なのでギルドを通してこの黒騎士になった人は今までいません。勿論魔王の眷属ですから冒険者ではなく、冒険者と戦う側に立ちます」
「そんな事ってあるんですか?」
「この世界も色々事情があって、転移者には魔王の眷属になる事も出来るようになったのです」
「へぇ~そうなんですかぁ……」
エリザベスは黒騎士という文字をじっと見つめていた。
「魔王の眷属という事は冒険者と戦うんですよね」
「はい。そうですよ」
「冒険者にやられるための職種ですか?」
「いえ。逆に冒険者をやっつけてしまう事も可能です。冒険者は魔王を倒して完遂者になると勇者の称号を貰いますが、黒騎士は魔王の眷属として戦い、最終的には魔王あるいはそれに準ずる者になります」
「私、黒騎士になります」
エリザベスは力強く即答した。
「え?」
イツキは思わず絶句した。
「な、なんて言いました?」
「私は黒騎士になりたいと言いました」
「本気ですか?」
「はい。本気です」
「なんで?」
「口ではうまく言えないんですが、前居た世界で私は妹に辛く当たりました。それまでも私は気が強くて人にはきつく当たった事もあると思います。言って見れば常に上から目線で人を見下していたと思います。そんな自分の醜い部分を私は妹によって気が付かされました。ここに来た時はその罰だとさえ思いました。私の中にあるそう言った性格の暗い部分をここに来て客観的に見る事ができ、自分という人間がどういう人間かを思い知らされました。
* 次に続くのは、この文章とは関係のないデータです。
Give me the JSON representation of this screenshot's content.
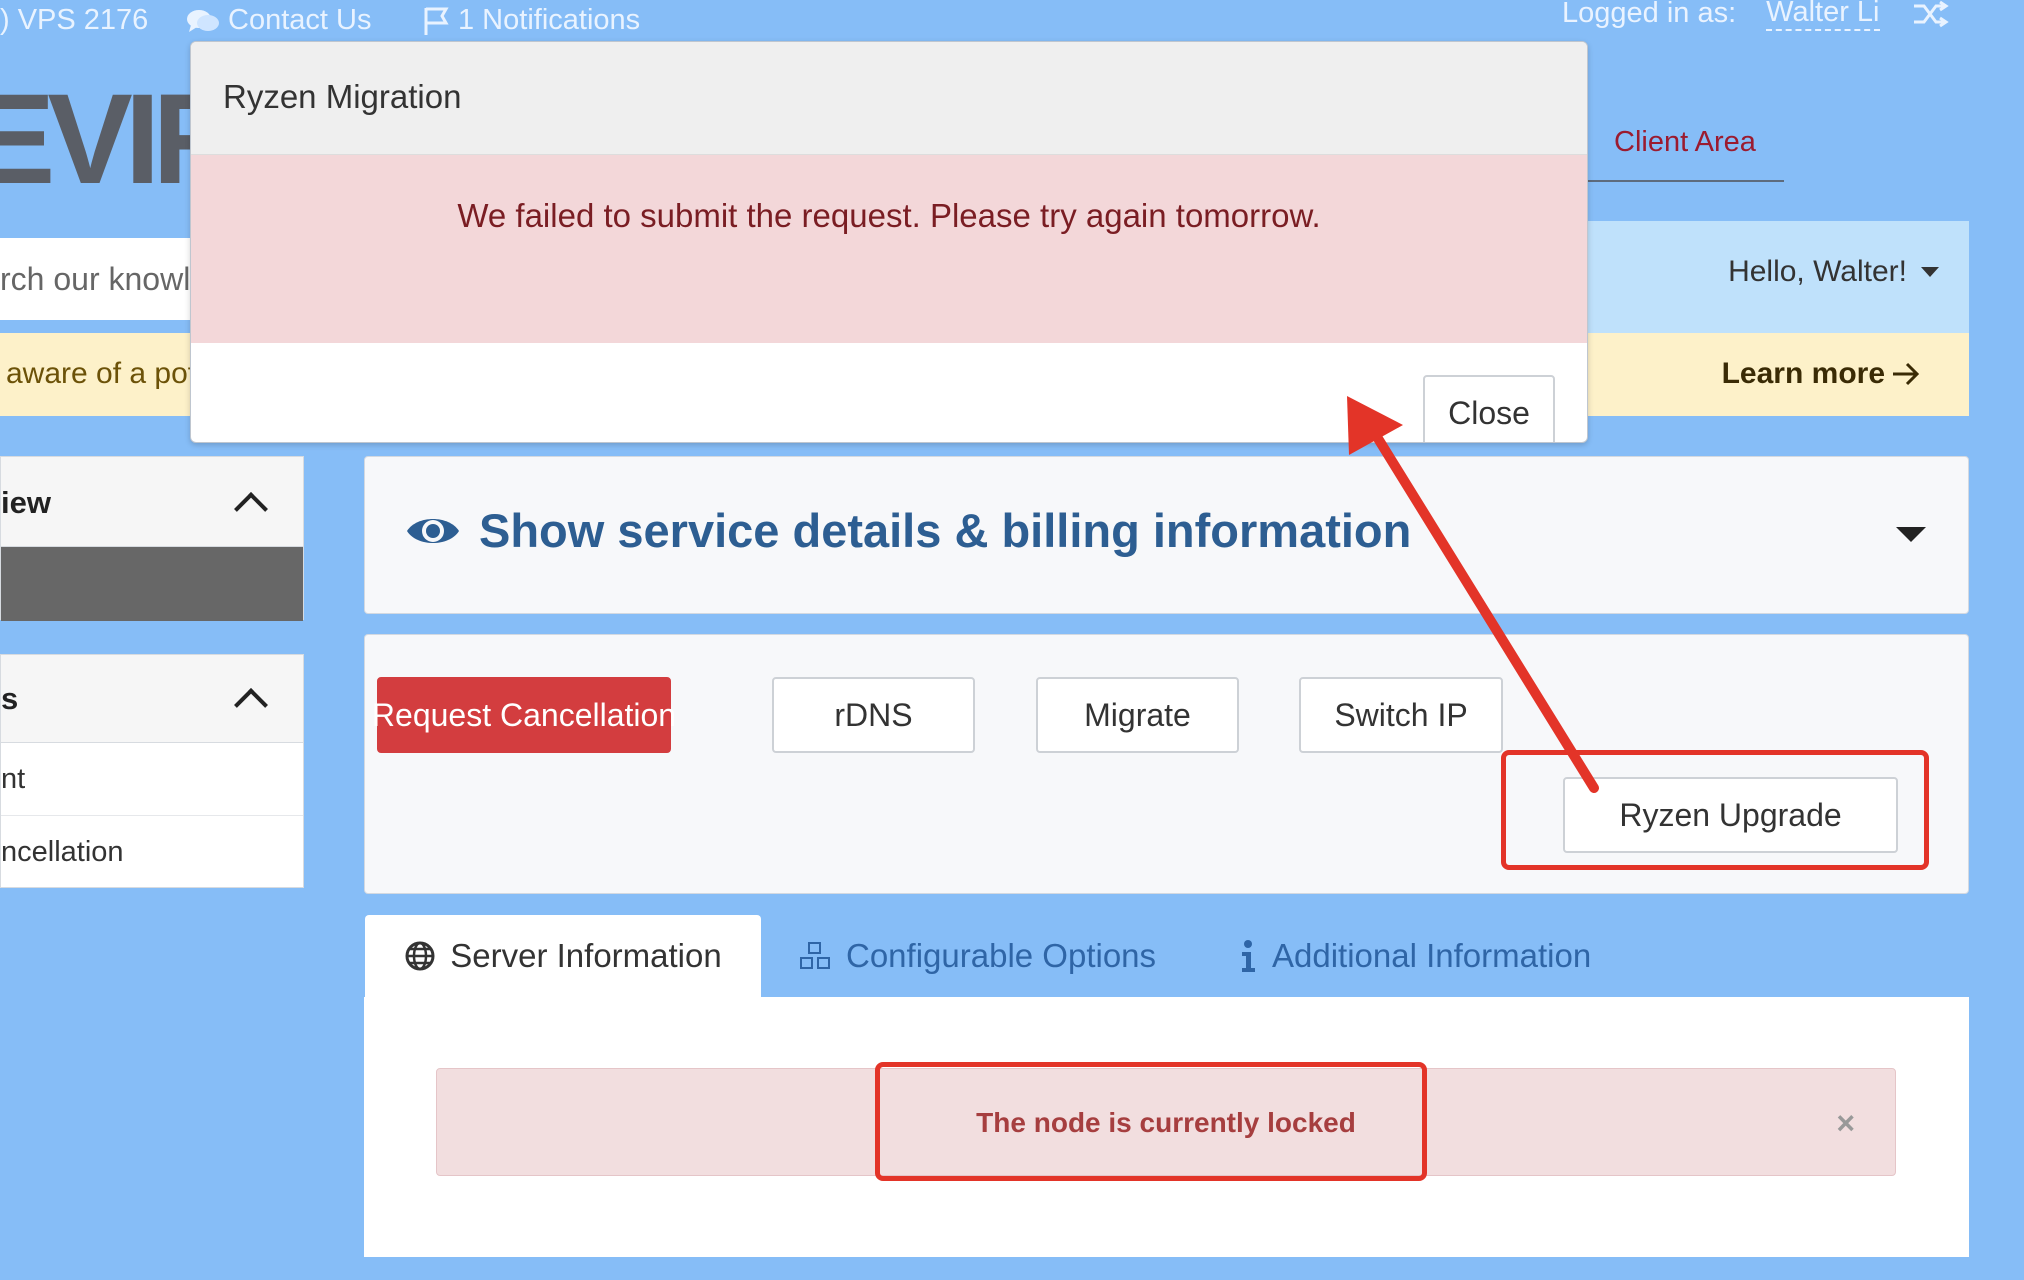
{
  "topbar": {
    "vps_label": ") VPS 2176",
    "contact_label": "Contact Us",
    "notifications_label": "1 Notifications",
    "logged_in_label": "Logged in as:",
    "user_name": "Walter Li"
  },
  "logo": {
    "text": "EVIRM"
  },
  "nav": {
    "client_area": "Client Area"
  },
  "search": {
    "placeholder": "rch our knowl"
  },
  "greeting": {
    "text": "Hello, Walter!"
  },
  "notice": {
    "text": "aware of a pot",
    "learn_more": "Learn more"
  },
  "sidebar": {
    "panel1_title": "iew",
    "panel2_title": "s",
    "panel2_items": [
      "nt",
      "ncellation"
    ]
  },
  "service_panel": {
    "title": "Show service details & billing information"
  },
  "actions": {
    "request_cancellation": "Request Cancellation",
    "rdns": "rDNS",
    "migrate": "Migrate",
    "switch_ip": "Switch IP",
    "ryzen_upgrade": "Ryzen Upgrade"
  },
  "tabs": {
    "server_information": "Server Information",
    "configurable_options": "Configurable Options",
    "additional_information": "Additional Information"
  },
  "alert": {
    "text": "The node is currently locked",
    "close": "×"
  },
  "modal": {
    "title": "Ryzen Migration",
    "error_text": "We failed to submit the request. Please try again tomorrow.",
    "close_label": "Close"
  },
  "colors": {
    "page_bg": "#86bdf7",
    "danger": "#d33d3f",
    "annotation_red": "#e33428",
    "link_blue": "#2f65a6",
    "title_blue": "#2d5e92"
  }
}
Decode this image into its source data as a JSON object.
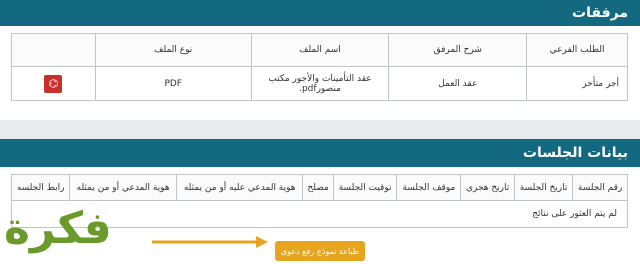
{
  "attachments": {
    "title": "مرفقات",
    "headers": [
      "الطلب الفرعي",
      "شرح المرفق",
      "اسم الملف",
      "نوع الملف",
      ""
    ],
    "rows": [
      {
        "sub_request": "أجر متأخر",
        "description": "عقد العمل",
        "file_name": "عقد التأمينات والأجور مكتب منصورpdf.",
        "file_type": "PDF",
        "icon": "pdf-icon"
      }
    ]
  },
  "sessions": {
    "title": "بيانات الجلسات",
    "headers": [
      "رقم الجلسة",
      "تاريخ الجلسة",
      "تاريخ هجري",
      "موقف الجلسة",
      "توقيت الجلسة",
      "مصلح",
      "هوية المدعي عليه أو من يمثله",
      "هوية المدعي أو من يمثله",
      "رابط الجلسه"
    ],
    "empty_message": "لم يتم العثور على نتائج"
  },
  "print_button_label": "طباعة نموذج رفع دعوى",
  "watermark_text": "فكرة",
  "colors": {
    "header": "#13697f",
    "button": "#e7a51f",
    "logo": "#6a9a2a"
  }
}
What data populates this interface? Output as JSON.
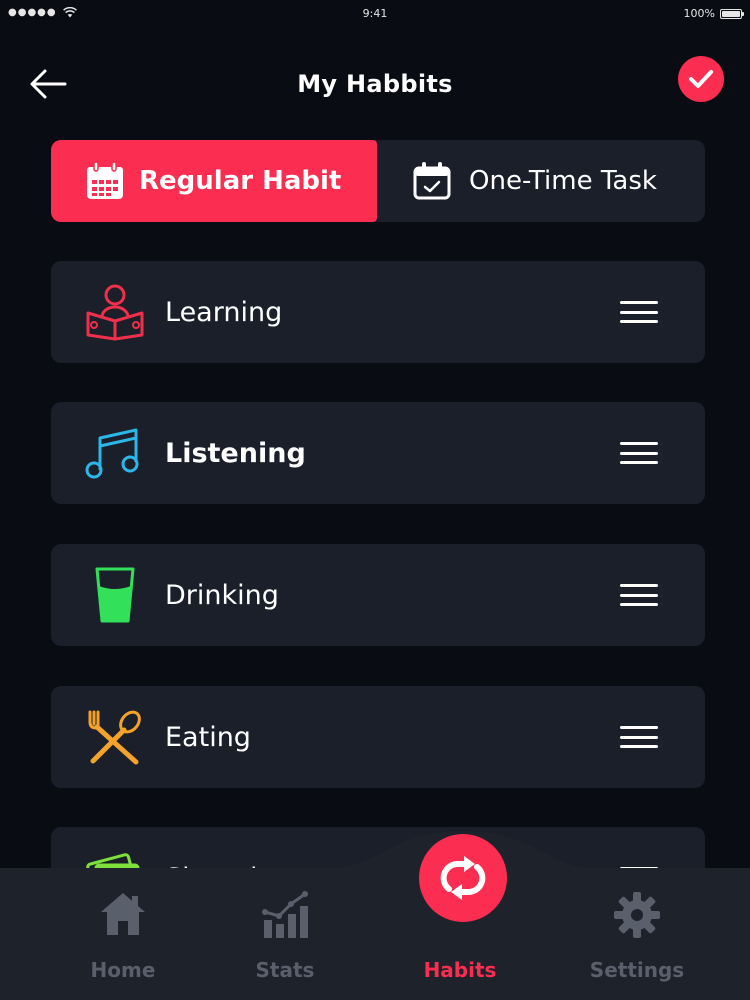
{
  "status_bar": {
    "signal": "●●●●●",
    "time": "9:41",
    "battery": "100%",
    "battery_level": 1.0
  },
  "header": {
    "title": "My Habbits",
    "back_icon": "arrow-left-icon",
    "done_icon": "check-icon"
  },
  "segmented": {
    "regular": {
      "label": "Regular Habit",
      "icon": "calendar-grid-icon",
      "selected": true
    },
    "onetime": {
      "label": "One-Time Task",
      "icon": "calendar-check-icon",
      "selected": false
    }
  },
  "habits": [
    {
      "label": "Learning",
      "icon": "reading-person-icon",
      "color": "#f0304a"
    },
    {
      "label": "Listening",
      "icon": "music-note-icon",
      "color": "#2bb7e8"
    },
    {
      "label": "Drinking",
      "icon": "water-glass-icon",
      "color": "#33e05a"
    },
    {
      "label": "Eating",
      "icon": "fork-spoon-icon",
      "color": "#f5a22a"
    },
    {
      "label": "Shopping",
      "icon": "money-icon",
      "color": "#7ee03a"
    }
  ],
  "tabs": [
    {
      "label": "Home",
      "icon": "home-icon",
      "active": false
    },
    {
      "label": "Stats",
      "icon": "stats-chart-icon",
      "active": false
    },
    {
      "label": "Habits",
      "icon": "repeat-icon",
      "active": true
    },
    {
      "label": "Settings",
      "icon": "gear-icon",
      "active": false
    }
  ],
  "colors": {
    "accent": "#fb2d50",
    "background": "#090c12",
    "card": "#1a1f29",
    "tab_bar": "#1d222b",
    "inactive_tab": "#5a606b"
  }
}
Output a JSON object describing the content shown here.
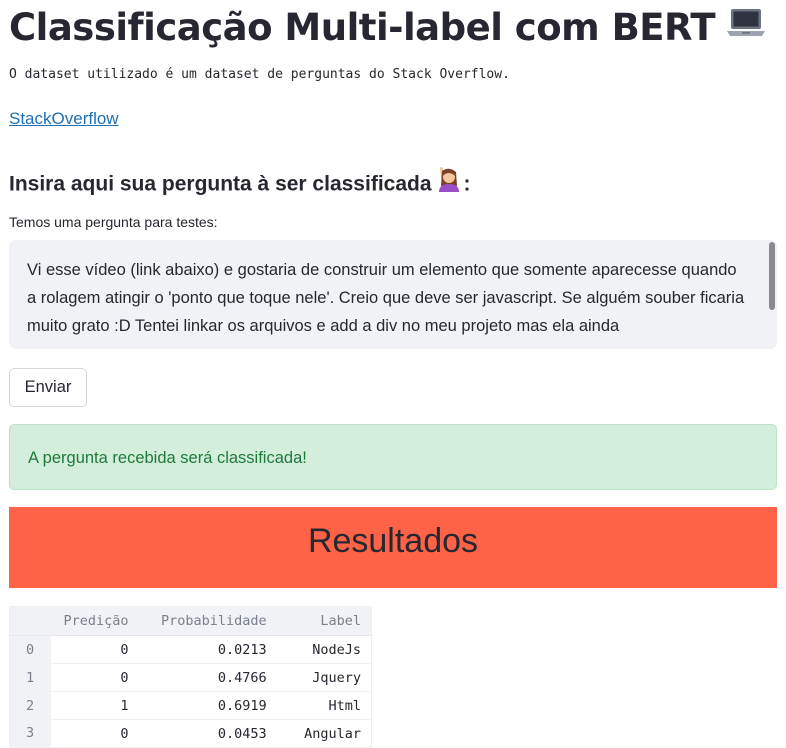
{
  "page": {
    "title": "Classificação Multi-label com BERT",
    "title_icon": "laptop-icon",
    "description": "O dataset utilizado é um dataset de perguntas do Stack Overflow.",
    "link_text": "StackOverflow"
  },
  "question": {
    "heading_prefix": "Insira aqui sua pergunta à ser classificada",
    "heading_icon": "person-raising-hand-icon",
    "heading_suffix": ":",
    "textarea_label": "Temos uma pergunta para testes:",
    "textarea_value_visible": "Vi esse vídeo (link abaixo) e gostaria de construir um elemento que somente aparecesse quando a rolagem atingir o 'ponto que toque nele'. Creio que deve ser javascript. Se alguém souber ficaria muito grato :D Tentei linkar os arquivos e add a div no meu projeto mas ela",
    "textarea_value_partial": "ainda",
    "send_label": "Enviar"
  },
  "alert": {
    "text": "A pergunta recebida será classificada!",
    "bg_color": "#d3eedb",
    "text_color": "#1f7a3a"
  },
  "results": {
    "title": "Resultados",
    "banner_color": "#ff6347",
    "table": {
      "columns": [
        "Predição",
        "Probabilidade",
        "Label"
      ],
      "rows": [
        {
          "index": "0",
          "pred": "0",
          "prob": "0.0213",
          "label": "NodeJs"
        },
        {
          "index": "1",
          "pred": "0",
          "prob": "0.4766",
          "label": "Jquery"
        },
        {
          "index": "2",
          "pred": "1",
          "prob": "0.6919",
          "label": "Html"
        },
        {
          "index": "3",
          "pred": "0",
          "prob": "0.0453",
          "label": "Angular"
        }
      ]
    }
  }
}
この黒騎士を見た時に『これは私の為にある職種……天職だ』と瞬間的に思いました」
イツキは黙って彼女の話を聞いていた。
――確かに僕も彼女と話している時に黒騎士は何度も浮かんだ……この屈折した正義感は黒騎士に向いている。黒騎士は単なる悪党では務まらない。それなりの信念の中で戦わなければならない。
しかし、女子高生にこれを勧めるのか?
それも第1号だぞ……。
ヘンリーに鬼畜とか魔族にも劣る極悪ぶりとか言われるんだろうなあ……――
「天職かぁ……魔王の眷属だよ」
イツキはまだ決めかねていた。
「分かってます」
エリザベスはきっぱりと言った。
「魔王って鬼のようなとんでもない奴だよ。それでも良いの?」
「良いです」
「暗黒騎士団の団長って言う奴は、いけ好かない嫌な奴な上に、セクハラ野郎で変態だよ。それでも良いの?」
「良いです。望むところです」
「いや、それは望んじゃダメだろう?」
「大丈夫です!」
エリザベスの表情に迷いはなかった。